Finally, because each variable only opens the clauses where it appears ( ¬ x only opens clauses that contain ¬ x), to traverse every clause, the player must choose a sequence of variable paths that opens every clause.

Because the avatar only traverses in wires, and a crossover gadget is placed at every intersection, the player must choose an assignment to every variable before reaching the “Check in” and start the clauses’ traversal. Choosing a variable’s value is done by following one of two paths, with no ability to go back due to the one-way gadget. Note that clauses have separate “unlock” and “traverse” paths. The avatar will first visit every variable, choose a value for each one, and open the respective clauses. The avatar’s initial position is “Start”, and the only winning condition must be in “Finish”. The level is created, schematically, according to Figure 2.1.
#Hexcells plus chance how to#
Proof: because 3-CNFSAT is NP-Hard, we only need to show how to reduce from it to the framework, in polynomial time, to prove that it too is NP-Hard. The hardest puzzles will require an exponential number of moves. The optimal sequence is trivial and with an upper bound of O ( board size ) (move the towers alternately, forcing the king to move towards a wall until the edge for a check-mate). Taking the Chess example again, it is easy to find a winning sequence of moves (for Black) if White has only a king and Black has a king and 2 towers.

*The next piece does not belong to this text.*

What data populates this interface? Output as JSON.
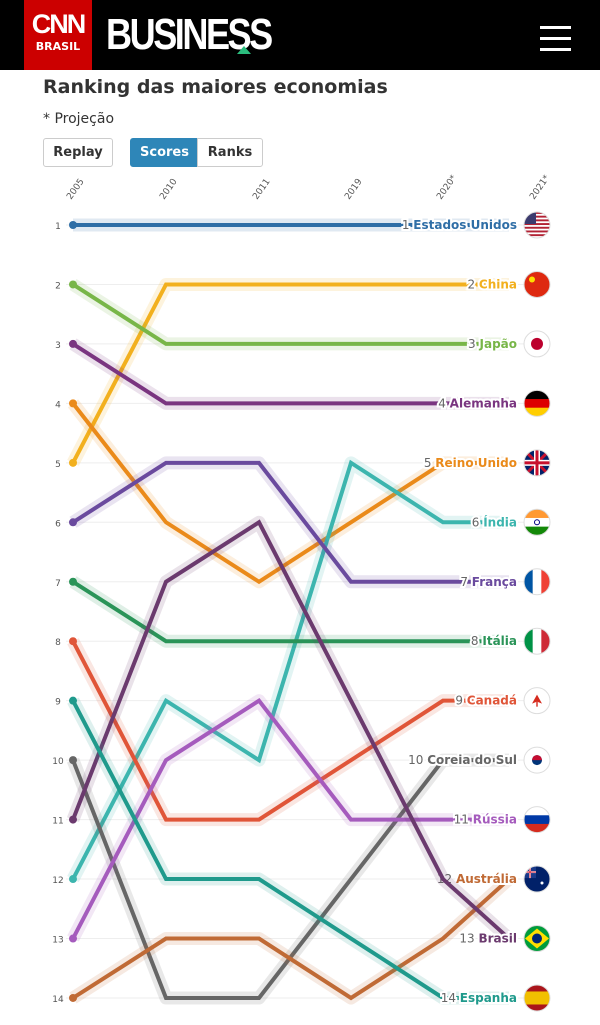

It is important to note that the complexity of the problem is not tied to any particular instance, but the whole set. Any board configuration is a different instance of the general problem, from the starting configuration with every piece on the board, to the end-game configurations with few pieces left. Consider the game of Chess, where the decision problem is “does Black/White win?”, given a board configuration (size and pieces’ positions) and assuming optimal play from the opponent. An instance is a particular configuration allowed by the problem’s rules. Informally, a problem is the whole set of possible instances.